In theory (?) this would batch the setup call for each of my SeqInternal layers.

However when I try to do this, things are really slow. Is there an issue with spliting on params for scan? I don't see it in any examples.

jheek commented 2 years ago

I would like to have their setup be batched by Flax linen. So for example in setup I could call.

Scan isn't batching but looping. It will generate an XLA loop which mainly saves compilation time but it does block some optimization and can have significant overhead.

Another problem could be that it isn't exactly doing what you expect.
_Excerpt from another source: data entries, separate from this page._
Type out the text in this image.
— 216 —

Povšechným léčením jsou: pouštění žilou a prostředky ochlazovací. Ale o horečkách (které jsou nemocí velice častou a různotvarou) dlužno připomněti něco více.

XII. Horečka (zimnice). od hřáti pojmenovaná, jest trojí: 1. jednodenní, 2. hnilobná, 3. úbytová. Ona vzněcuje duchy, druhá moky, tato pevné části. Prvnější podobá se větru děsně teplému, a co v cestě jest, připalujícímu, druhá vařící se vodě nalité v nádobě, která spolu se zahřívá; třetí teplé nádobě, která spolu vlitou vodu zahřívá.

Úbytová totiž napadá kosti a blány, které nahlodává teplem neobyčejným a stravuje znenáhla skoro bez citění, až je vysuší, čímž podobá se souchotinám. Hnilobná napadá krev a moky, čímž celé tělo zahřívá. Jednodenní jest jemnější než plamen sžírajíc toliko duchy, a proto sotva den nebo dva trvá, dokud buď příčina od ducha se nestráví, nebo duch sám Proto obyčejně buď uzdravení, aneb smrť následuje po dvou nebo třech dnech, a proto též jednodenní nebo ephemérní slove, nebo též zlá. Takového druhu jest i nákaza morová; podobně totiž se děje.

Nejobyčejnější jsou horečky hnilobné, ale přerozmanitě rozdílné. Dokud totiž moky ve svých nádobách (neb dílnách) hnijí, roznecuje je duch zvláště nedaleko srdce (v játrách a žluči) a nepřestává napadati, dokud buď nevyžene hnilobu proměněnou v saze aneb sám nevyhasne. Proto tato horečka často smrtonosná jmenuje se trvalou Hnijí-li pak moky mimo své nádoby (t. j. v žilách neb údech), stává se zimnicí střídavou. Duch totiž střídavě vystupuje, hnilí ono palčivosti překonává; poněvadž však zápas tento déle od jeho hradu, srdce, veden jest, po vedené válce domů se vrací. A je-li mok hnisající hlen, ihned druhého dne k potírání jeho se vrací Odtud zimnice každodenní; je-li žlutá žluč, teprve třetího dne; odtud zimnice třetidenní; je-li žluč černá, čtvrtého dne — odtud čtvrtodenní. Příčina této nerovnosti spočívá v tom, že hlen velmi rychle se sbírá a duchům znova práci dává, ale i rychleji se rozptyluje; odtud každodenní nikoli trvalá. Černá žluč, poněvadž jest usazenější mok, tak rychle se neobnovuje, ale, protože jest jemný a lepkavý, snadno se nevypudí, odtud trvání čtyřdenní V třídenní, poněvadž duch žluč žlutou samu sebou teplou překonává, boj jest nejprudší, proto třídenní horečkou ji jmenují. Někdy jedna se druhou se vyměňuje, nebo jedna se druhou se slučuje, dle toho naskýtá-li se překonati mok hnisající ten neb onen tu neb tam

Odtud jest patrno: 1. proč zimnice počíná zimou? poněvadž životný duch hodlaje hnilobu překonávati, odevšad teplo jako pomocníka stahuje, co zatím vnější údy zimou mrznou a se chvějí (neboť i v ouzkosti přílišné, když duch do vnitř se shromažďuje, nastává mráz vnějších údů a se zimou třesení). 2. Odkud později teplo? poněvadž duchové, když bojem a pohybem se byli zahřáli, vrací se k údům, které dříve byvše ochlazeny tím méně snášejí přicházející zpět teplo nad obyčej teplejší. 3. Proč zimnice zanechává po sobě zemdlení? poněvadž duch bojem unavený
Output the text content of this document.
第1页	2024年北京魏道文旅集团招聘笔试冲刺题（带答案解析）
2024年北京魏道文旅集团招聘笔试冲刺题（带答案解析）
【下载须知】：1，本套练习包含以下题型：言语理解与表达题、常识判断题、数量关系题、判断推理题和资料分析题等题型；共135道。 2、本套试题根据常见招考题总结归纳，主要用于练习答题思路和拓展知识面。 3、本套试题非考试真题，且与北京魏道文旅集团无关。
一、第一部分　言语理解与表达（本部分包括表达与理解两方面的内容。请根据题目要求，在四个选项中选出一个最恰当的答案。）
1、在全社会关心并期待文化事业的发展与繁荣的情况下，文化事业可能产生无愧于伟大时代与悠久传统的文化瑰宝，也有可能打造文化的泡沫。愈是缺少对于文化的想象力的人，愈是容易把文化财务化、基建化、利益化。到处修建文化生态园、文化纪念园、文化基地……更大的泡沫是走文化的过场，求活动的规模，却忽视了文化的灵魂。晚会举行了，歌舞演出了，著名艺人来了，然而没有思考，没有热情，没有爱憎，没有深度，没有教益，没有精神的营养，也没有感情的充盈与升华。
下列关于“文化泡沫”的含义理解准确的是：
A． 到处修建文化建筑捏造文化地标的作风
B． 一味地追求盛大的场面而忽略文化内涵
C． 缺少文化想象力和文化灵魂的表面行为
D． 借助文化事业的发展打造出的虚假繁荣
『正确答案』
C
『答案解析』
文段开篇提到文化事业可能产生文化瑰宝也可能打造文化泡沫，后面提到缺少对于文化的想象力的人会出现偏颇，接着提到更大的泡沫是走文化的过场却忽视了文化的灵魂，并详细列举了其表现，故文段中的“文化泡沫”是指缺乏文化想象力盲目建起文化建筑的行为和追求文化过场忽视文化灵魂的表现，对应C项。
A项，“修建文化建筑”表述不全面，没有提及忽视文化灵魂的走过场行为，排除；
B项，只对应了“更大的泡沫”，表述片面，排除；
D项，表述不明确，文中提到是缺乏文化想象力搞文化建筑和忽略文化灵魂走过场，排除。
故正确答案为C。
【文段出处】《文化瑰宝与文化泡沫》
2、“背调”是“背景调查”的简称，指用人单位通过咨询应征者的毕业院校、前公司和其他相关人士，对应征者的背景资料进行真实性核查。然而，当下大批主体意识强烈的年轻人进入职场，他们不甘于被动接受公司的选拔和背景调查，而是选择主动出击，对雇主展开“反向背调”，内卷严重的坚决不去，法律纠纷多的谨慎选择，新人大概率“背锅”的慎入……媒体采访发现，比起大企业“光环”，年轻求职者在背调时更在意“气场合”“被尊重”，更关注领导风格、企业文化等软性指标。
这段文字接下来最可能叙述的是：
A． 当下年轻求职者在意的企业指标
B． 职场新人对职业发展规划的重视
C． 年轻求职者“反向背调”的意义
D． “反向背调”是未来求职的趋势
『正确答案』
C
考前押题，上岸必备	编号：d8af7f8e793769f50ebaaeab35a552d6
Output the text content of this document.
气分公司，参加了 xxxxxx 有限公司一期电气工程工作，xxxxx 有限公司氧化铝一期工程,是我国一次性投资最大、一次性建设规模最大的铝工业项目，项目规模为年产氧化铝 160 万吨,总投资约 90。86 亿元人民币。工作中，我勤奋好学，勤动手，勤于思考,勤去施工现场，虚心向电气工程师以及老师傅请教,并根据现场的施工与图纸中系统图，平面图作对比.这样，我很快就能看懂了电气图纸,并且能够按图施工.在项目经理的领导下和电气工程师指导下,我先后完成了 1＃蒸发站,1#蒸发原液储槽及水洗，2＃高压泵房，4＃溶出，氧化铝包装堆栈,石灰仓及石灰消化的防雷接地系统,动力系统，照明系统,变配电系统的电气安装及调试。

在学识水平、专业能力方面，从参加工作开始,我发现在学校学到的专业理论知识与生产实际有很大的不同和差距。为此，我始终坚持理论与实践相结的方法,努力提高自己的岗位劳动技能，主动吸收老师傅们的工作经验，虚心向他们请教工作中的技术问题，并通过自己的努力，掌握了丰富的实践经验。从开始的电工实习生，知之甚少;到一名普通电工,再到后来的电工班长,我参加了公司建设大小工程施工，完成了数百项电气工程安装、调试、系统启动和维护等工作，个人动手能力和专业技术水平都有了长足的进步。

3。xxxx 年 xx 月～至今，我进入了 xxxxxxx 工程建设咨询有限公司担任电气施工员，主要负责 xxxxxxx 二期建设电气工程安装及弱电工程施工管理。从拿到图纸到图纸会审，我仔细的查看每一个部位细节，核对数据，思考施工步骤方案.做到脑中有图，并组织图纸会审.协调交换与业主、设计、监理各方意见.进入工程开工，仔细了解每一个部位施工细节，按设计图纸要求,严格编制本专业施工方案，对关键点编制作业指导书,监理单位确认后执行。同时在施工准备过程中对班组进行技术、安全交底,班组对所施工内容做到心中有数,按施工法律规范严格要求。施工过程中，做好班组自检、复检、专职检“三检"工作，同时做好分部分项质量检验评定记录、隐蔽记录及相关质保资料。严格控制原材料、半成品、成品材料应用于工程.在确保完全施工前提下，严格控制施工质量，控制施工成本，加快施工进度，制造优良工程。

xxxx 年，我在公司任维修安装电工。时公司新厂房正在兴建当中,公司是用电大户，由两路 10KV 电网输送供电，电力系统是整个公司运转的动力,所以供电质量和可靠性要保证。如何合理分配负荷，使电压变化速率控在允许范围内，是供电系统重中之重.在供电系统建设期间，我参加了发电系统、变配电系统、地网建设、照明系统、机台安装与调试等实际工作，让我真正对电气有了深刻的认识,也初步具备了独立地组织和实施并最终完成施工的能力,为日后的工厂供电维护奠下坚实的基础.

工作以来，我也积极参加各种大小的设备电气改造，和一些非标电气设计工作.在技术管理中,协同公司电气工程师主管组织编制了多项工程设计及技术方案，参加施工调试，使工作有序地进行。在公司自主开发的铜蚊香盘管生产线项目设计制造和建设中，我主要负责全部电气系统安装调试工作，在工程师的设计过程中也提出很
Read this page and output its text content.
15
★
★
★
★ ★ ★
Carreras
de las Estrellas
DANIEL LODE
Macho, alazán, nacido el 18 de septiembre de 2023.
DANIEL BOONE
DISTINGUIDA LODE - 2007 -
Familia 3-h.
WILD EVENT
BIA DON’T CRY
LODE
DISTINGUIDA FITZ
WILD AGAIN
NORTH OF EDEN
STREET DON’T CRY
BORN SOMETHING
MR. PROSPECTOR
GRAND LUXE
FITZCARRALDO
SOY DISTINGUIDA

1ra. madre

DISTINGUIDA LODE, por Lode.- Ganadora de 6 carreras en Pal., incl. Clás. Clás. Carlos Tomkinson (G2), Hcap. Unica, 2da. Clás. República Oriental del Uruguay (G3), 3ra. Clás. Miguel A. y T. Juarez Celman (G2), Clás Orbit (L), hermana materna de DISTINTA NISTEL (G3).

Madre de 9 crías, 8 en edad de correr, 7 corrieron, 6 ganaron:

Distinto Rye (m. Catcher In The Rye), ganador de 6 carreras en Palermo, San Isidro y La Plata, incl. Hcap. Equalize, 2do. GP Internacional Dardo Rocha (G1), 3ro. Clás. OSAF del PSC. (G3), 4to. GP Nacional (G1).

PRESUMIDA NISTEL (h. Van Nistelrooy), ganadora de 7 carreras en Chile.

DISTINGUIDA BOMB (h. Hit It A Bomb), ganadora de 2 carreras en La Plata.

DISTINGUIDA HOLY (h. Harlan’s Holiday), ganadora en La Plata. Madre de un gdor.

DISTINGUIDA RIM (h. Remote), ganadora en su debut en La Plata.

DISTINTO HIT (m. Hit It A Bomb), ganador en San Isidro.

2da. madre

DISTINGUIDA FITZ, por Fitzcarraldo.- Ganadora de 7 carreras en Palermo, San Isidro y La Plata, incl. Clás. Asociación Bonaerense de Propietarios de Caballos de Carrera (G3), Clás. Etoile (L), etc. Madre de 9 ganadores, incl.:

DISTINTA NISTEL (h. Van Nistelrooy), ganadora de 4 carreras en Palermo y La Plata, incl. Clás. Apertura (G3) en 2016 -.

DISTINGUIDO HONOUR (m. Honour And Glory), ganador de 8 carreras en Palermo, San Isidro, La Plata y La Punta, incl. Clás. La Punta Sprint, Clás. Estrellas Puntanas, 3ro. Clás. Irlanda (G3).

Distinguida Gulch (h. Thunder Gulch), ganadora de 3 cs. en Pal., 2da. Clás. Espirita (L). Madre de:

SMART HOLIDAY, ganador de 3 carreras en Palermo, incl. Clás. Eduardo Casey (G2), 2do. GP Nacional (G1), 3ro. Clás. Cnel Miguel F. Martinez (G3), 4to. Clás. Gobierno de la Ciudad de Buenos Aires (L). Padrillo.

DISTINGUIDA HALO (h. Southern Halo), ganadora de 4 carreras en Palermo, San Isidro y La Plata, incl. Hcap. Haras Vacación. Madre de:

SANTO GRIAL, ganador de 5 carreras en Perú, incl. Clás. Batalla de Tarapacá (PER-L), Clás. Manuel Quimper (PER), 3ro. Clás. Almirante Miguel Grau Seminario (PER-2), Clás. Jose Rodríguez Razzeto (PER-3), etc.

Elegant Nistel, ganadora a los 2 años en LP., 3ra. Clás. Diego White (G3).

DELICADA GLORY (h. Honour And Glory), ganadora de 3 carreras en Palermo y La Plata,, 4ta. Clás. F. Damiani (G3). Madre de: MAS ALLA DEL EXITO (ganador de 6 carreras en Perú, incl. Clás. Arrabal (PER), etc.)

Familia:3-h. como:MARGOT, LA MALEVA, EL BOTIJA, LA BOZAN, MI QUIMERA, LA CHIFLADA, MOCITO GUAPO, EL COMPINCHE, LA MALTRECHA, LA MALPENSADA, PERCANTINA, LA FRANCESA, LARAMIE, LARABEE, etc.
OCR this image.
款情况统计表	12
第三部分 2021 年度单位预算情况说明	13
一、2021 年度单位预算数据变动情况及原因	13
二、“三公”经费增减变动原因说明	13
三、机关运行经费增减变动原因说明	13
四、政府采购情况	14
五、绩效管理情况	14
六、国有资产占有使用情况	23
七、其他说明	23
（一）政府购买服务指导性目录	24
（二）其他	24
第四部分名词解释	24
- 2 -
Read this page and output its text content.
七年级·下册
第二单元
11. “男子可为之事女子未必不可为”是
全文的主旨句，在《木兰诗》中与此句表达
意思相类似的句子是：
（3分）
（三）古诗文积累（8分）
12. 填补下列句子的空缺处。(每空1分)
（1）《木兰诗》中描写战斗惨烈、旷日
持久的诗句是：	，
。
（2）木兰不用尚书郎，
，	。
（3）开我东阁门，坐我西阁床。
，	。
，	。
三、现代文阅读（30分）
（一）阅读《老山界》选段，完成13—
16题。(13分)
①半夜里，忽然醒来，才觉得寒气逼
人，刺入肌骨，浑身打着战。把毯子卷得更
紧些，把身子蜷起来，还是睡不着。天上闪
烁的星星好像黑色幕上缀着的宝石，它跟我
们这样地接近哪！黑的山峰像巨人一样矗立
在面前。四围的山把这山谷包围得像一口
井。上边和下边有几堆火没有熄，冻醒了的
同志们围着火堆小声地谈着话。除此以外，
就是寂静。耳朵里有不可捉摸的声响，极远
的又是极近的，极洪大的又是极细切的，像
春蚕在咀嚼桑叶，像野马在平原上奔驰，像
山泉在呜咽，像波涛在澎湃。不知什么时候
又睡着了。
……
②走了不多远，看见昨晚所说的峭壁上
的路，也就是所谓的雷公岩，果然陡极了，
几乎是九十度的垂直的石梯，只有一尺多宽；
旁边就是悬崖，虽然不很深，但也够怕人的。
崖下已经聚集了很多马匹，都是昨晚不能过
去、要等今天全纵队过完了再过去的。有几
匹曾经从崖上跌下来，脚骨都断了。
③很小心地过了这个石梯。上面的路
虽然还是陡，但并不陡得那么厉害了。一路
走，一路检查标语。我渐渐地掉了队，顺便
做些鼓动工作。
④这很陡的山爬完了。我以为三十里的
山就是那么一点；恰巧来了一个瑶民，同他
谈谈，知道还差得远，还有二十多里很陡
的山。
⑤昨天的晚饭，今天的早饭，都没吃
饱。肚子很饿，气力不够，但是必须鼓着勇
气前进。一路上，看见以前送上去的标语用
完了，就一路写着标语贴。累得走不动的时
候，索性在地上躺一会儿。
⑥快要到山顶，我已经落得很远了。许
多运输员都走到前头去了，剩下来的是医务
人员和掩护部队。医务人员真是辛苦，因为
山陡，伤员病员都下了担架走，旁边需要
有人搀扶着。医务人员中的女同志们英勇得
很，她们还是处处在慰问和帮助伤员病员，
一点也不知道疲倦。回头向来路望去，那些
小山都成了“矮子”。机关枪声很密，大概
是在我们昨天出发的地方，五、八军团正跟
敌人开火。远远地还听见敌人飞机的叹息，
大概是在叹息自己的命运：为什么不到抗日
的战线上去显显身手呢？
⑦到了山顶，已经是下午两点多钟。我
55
SeqInternal now becomes the scan body (with different params in each iteration) but you do have to take a carry argument and return a tuple of (carry, scan_outputs). Did you handle this in SeqInternal?

Btw, we are planning to add a version of scan that acts as a kind of Sequential combinator so you don't have to write this scan body. cc @levskaya

srush commented 2 years ago

Hi @jheek

Thanks for the response. Yes, I setup seqinternal to have a carry and a null scan outputs.

When I say batching, I mean I want my setup method to be batched. In this particular example all of my SeqInternal have a complex setup, and a fast call. I know the call needs to be sequential but I feel like the setup can and should be batched.

I don't mind the extra compile time, but it seemed to just run very slowly even after the first pass. Not sure if I accidentally compiled something in, or if it was re-jitting each time?

srush commented 2 years ago

Here's an example, adapted from https://srush.github.io/annotated-s4/#an-ssm-neural-network.

class SeqInternal(nn.Module):
    def setup(self):
        self.B = self.param("B", lecun_normal(), (self.N, 1))
        # would love this be vmap'ped on bind
        self.K = slowfunction(self.B)

    def __call__(self, c, ignore):
        # pretty cheap function, structured to work with scan..
        return f(self.w, c) , None
jheek commented 2 years ago

I don't think there's a super clean solution for this right now.

cc @levskaya, I think this is another argument for scan-over-layers. Because the carry is forced to be statically shaped and the activations are normally discarded during init we can make scan-over-layers a vmap-over-layers during init. Probably behind an optional kwarg

The quick hack to do this would be:

class SeqInternalStack(nn.Module):
   n: int # num layers

   @nn.compact
    def __call__(self, x):
        def init_fn(rng):
          return jax.vmap(SeqInternal().init, in_axes=(0, None))(random.split(rng, self.n, x)
        stack_params = self.param("stack", init_fn)
        c, _ = lax.scan(lambda x, params: SeqInternal().apply(params, x), x, stack_params)
        return c
srush commented 2 years ago

Neat thanks! I'll have to parse a bit why this hack works, but its neat that you can do it.